Given two variables \(Y\) and \(X\), we assume that the variables follow a linear relationship such that \[Y = \beta_0+\beta_1*X+\epsilon,\] being \(\epsilon\) a independent and identically distributed random variable from a normal distribution \(\epsilon \sim N(0,1)\). We can estimate the parameters by minimizing the mean square error, i.e. \[\min_{ \{\beta_0,\beta_1\}} \sum_{i=1}^n (y_i-\beta_0-\beta_1*x_i)^2,\] ending up with \[\hat{\beta_1}=\frac{Cov(X,Y)}{V(X)},\] \[\hat{\beta_0}= \bar{Y}-\bar{X}*\beta_1.\]
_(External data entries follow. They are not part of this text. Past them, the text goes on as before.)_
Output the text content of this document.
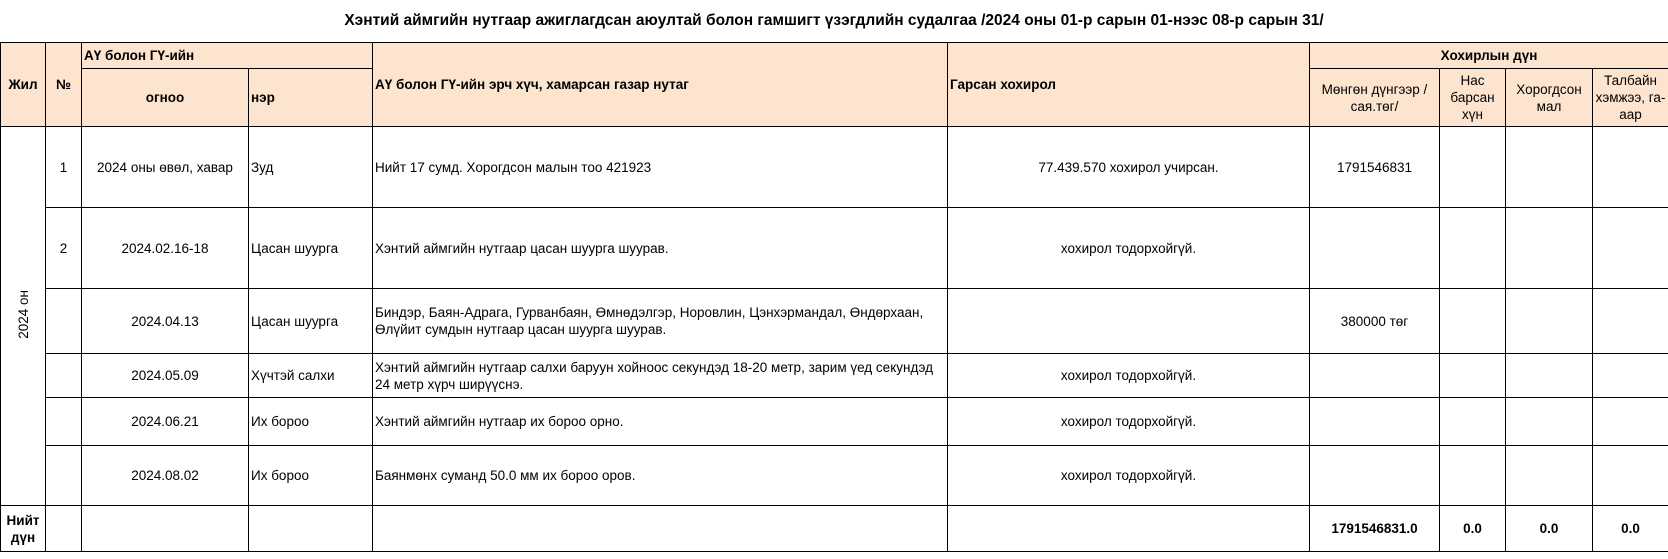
Хэнтий аймгийн нутгаар ажиглагдсан аюултай болон гамшигт үзэгдлийн судалгаа /2024 оны 01-р сарын 01-нээс 08-р сарын 31/
Жил	№	АҮ болон ГҮ-ийн		АҮ болон ГҮ-ийн эрч хүч, хамарсан газар нутаг	Гарсан хохирол	Хохирлын дүн			
		огноо	нэр			Мөнгөн дүнгээр /сая.төг/	Нас барсан хүн	Хорогдсон мал	Талбайн хэмжээ, га-аар
2024 он	1	2024 оны өвөл, хавар	Зуд	Нийт 17 сумд. Хорогдсон малын тоо 421923	77.439.570 хохирол учирсан.	1791546831			
	2	2024.02.16-18	Цасан шуурга	Хэнтий аймгийн нутгаар цасан шуурга шуурав.	хохирол тодорхойгүй.				
		2024.04.13	Цасан шуурга	Биндэр, Баян-Адрага, Гурванбаян, Өмнөдэлгэр, Норовлин, Цэнхэрмандал, Өндөрхаан, Өлүйит сумдын нутгаар цасан шуурга шуурав.		380000 төг			
		2024.05.09	Хүчтэй салхи	Хэнтий аймгийн нутгаар салхи баруун хойноос секундэд 18-20 метр, зарим үед секундэд 24 метр хүрч ширүүснэ.	хохирол тодорхойгүй.				
		2024.06.21	Их бороо	Хэнтий аймгийн нутгаар их бороо орно.	хохирол тодорхойгүй.				
		2024.08.02	Их бороо	Баянмөнх суманд 50.0 мм их бороо оров.	хохирол тодорхойгүй.				
Нийт дүн						1791546831.0	0.0	0.0	0.0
In the following code chunk, the linear regression model are adjusted to the 4 variables. The parameters, standar errors, t-values and p-values are roughly the same.
## now some "magic" to do the 4 regressions in a loop:
ff <- y ~ x
mods <- setNames(as.list(1:4), paste0("lm", 1:4))
for(i in 1:4) {
ff[2:3] <- lapply(paste0(c("y","x"), i), as.name)
mods[[i]] <- lmi <- lm(ff, data = anscombe)
}
kable(lapply(mods[1:2], function(fm) coef(summary(fm))), caption='Regressions')
|
|
kable(lapply(mods[3:4], function(fm) coef(summary(fm))), caption='Regressions')
|
|
#Graphical analysis
A simple plot can bring to light that the 4 variables are very different one from another.
op <- par(mfrow = c(2, 2), mar = 0.1+c(4,4,1,1), oma = c(0, 0, 2, 0))
for(i in 1:4) {
ff[2:3] <- lapply(paste0(c("y","x"), i), as.name)
plot(ff, data = anscombe, col = "red", pch = 21, bg = "orange", cex = 1.2,
xlim = c(3, 19), ylim = c(3, 13))
abline(mods[[i]], col = "blue")
}
mtext("Anscombe's data sets", outer = TRUE, cex = 1.5)
“Numerical calculations are exact, but graphs are rough”.